The Graham-Haidt study suggests that conservatives would show a higher level of fear of the pandemic and a readiness to comply with restrictions on interpersonal contact.

A group of four California-based scholars is exploring why this is not the case.
In an intriguing ongoing study, Colin Holbrook, a professor of cognitive science at the University of California-Merced, and Daniel M. T. FesslerTheodore Samore and Adam Sparks, all of the anthropology department at U.C.L.A., find a sharp split in the behavior of conservative Democrats and conservative Republicans.

Holbrook wrote by email that he and his colleagues
assessed disgust sensitivity and found conservatism in our present sample predicted greater disgust-proneness. The emotion of disgust functions to curtail disease-transmission, suggesting that conservatives should, all else equal, be likely to take greater disease precautions.
They then “measured precautionary behaviors, such as hand-washing, mask-wearing, social distancing, seeking cleaning supplies, etc.” and found that conservatism, measured in a number of distinct ways, positively and highly significantly predicts precautionary behaviors among the Democrats in our sample, but not among the Republicans.

Holbrook wrote that this apparent contradiction grows out of the responsiveness of the conservative Republicans
to authority messaging, from the president as well as other conservative political and media figures.
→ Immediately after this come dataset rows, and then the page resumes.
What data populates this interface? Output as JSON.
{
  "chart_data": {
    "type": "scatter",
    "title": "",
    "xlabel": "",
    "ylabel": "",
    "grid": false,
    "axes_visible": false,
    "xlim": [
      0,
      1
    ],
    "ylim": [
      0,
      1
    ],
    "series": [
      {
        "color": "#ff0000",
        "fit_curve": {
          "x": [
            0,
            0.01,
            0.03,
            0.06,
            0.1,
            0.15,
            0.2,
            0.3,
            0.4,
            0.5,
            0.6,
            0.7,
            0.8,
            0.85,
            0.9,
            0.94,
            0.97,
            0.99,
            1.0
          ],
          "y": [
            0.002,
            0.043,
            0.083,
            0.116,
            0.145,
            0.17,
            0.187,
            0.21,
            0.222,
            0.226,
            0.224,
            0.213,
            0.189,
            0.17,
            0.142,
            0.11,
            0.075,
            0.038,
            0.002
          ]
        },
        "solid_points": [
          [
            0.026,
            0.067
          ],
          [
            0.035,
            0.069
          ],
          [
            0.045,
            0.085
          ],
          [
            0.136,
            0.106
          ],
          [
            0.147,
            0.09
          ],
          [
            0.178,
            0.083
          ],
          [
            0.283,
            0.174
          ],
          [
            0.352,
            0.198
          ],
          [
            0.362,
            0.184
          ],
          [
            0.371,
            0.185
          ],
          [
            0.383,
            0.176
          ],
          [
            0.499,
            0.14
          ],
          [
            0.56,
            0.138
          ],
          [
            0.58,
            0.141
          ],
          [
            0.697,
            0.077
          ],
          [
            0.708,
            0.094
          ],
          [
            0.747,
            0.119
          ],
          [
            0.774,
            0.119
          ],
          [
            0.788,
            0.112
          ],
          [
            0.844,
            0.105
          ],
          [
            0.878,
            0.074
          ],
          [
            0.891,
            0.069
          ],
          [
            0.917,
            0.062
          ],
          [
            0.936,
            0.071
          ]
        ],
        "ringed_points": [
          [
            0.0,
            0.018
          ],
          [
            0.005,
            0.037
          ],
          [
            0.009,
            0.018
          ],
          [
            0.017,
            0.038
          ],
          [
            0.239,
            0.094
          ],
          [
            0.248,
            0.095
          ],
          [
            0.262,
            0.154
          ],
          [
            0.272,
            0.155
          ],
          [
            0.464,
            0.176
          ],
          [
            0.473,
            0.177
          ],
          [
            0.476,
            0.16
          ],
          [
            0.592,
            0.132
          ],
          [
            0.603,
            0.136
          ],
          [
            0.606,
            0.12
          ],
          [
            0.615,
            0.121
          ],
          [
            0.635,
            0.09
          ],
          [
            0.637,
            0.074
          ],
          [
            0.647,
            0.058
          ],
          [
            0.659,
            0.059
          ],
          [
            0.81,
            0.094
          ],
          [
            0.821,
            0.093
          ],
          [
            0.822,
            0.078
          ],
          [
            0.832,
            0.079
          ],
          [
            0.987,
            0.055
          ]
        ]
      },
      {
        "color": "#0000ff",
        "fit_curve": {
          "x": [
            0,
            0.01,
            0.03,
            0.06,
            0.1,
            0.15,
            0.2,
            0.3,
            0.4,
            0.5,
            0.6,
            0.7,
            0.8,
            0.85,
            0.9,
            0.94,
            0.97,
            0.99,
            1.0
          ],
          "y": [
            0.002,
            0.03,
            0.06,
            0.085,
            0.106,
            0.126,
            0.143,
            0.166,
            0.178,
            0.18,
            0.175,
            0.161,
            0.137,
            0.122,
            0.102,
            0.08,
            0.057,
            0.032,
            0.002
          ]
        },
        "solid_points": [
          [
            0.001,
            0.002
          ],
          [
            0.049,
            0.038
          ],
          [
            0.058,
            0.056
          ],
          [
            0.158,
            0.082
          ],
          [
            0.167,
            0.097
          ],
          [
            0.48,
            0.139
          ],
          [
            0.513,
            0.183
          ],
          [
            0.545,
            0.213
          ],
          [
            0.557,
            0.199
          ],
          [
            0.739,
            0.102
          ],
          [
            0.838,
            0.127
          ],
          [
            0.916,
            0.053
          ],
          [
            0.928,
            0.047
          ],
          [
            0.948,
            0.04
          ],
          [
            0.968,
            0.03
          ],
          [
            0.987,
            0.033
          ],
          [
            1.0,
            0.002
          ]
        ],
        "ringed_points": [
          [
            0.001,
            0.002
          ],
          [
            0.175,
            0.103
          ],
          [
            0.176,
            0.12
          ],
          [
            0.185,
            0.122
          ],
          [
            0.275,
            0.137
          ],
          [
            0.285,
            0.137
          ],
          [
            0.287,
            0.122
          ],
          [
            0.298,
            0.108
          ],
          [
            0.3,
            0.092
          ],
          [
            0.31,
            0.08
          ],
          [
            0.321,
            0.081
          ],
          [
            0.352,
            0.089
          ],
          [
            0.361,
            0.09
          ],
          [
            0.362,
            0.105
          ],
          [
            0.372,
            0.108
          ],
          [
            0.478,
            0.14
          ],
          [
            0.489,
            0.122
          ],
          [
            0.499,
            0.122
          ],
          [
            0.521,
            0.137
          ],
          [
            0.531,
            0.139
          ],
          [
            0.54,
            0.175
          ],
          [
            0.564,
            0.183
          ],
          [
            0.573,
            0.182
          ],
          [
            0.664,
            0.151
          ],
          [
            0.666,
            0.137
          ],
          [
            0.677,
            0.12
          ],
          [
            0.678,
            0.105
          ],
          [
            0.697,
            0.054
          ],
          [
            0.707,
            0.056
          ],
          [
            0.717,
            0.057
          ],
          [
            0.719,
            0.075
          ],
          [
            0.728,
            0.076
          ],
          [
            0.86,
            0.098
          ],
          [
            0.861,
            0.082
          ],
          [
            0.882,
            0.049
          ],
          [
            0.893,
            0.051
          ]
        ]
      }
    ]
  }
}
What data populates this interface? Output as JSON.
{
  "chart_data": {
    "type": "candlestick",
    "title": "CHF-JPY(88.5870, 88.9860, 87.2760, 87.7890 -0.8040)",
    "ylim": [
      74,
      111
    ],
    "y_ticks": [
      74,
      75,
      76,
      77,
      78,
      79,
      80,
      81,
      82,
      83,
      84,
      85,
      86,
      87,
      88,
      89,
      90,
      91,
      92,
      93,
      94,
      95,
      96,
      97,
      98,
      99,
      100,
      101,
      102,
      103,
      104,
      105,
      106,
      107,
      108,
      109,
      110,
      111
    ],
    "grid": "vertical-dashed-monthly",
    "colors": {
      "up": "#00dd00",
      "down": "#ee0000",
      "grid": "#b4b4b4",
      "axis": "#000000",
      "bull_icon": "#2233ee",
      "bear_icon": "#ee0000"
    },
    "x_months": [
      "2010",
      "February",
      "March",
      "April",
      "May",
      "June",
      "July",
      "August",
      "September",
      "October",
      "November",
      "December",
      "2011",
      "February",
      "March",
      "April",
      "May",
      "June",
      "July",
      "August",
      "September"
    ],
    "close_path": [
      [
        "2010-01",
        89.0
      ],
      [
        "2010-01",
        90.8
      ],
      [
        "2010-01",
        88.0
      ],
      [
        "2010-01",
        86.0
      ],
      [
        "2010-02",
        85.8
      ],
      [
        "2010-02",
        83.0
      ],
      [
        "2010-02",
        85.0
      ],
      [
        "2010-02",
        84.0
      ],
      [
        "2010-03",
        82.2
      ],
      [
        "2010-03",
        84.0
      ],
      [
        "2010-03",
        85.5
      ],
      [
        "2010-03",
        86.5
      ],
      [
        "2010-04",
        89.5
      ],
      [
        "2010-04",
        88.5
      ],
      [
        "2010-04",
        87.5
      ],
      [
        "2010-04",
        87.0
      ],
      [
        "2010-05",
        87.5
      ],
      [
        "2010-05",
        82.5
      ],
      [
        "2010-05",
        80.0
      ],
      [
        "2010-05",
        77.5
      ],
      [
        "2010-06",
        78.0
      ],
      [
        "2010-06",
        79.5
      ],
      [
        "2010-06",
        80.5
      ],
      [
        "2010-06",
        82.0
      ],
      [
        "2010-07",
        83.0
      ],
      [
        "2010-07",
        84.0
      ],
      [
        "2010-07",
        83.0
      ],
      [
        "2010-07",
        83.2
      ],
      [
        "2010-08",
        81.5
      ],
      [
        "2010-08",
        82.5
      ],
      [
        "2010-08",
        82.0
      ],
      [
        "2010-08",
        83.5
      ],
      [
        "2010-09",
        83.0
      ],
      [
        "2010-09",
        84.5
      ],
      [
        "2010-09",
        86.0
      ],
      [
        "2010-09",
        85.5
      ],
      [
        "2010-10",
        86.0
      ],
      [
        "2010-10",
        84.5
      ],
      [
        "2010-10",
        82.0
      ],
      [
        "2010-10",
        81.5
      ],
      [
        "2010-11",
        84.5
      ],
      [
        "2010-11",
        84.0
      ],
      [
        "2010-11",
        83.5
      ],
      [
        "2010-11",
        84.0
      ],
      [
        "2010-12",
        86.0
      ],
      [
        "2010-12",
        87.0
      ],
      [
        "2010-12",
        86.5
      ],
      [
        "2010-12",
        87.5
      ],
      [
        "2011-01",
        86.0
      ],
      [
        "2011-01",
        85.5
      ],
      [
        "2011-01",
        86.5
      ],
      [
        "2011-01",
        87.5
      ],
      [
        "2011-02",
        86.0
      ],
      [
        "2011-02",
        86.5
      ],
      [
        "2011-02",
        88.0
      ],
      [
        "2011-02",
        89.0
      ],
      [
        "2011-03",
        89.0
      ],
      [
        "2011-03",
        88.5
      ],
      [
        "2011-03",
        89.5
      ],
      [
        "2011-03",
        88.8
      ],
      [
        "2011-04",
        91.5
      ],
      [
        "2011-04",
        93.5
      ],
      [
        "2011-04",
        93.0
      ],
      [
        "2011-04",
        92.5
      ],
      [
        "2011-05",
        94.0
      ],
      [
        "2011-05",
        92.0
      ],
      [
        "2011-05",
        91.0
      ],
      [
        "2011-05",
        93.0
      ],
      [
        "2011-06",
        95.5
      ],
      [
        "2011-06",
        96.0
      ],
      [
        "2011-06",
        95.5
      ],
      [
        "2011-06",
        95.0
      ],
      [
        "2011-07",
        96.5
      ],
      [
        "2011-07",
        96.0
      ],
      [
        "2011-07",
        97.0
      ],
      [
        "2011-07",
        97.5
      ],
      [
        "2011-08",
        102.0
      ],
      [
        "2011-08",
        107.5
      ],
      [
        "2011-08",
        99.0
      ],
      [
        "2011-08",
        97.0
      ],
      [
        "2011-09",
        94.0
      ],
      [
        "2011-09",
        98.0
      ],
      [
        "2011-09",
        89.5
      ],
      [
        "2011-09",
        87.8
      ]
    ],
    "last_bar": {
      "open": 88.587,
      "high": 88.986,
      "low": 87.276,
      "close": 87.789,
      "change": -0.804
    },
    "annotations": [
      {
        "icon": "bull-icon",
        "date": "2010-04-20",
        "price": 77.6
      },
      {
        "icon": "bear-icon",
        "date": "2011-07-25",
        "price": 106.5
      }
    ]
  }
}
There are theoretical reasons to expect that, had conservative authority figures encouraged them to do so, conservative Republicans would be as likely — perhaps even more likely — as conservative Democrats to engage in precautionary behaviors.
Put another way, loyalty to Trump and others on the right was more powerful than the strong inclination among these Republican voters to take steps to insulate themselves from the threat of the coronavirus.

Jesse Graham, in an email, wrote that “when people ask me the question ‘if conservatives are more concerned with purity, why are red states being so slow to act against a viral contagion?’” he replies:
I don’t think these political differences are due to any underlying values differences between liberals and conservatives. I think it’s due to the almost immediate politicization of the threat, with Trump and Fox News downplaying the seriousness of Covid-19, and ‘left-leaning’ reality-based sources issuing the more dire warnings.
The pandemic has become another example of Trump’s mastery over his most loyal subjects, his ability to manipulate them into violating their own instincts. It is this power over a substantial bloc of the electorate that has put him in the White House — and continues to make him so dangerous.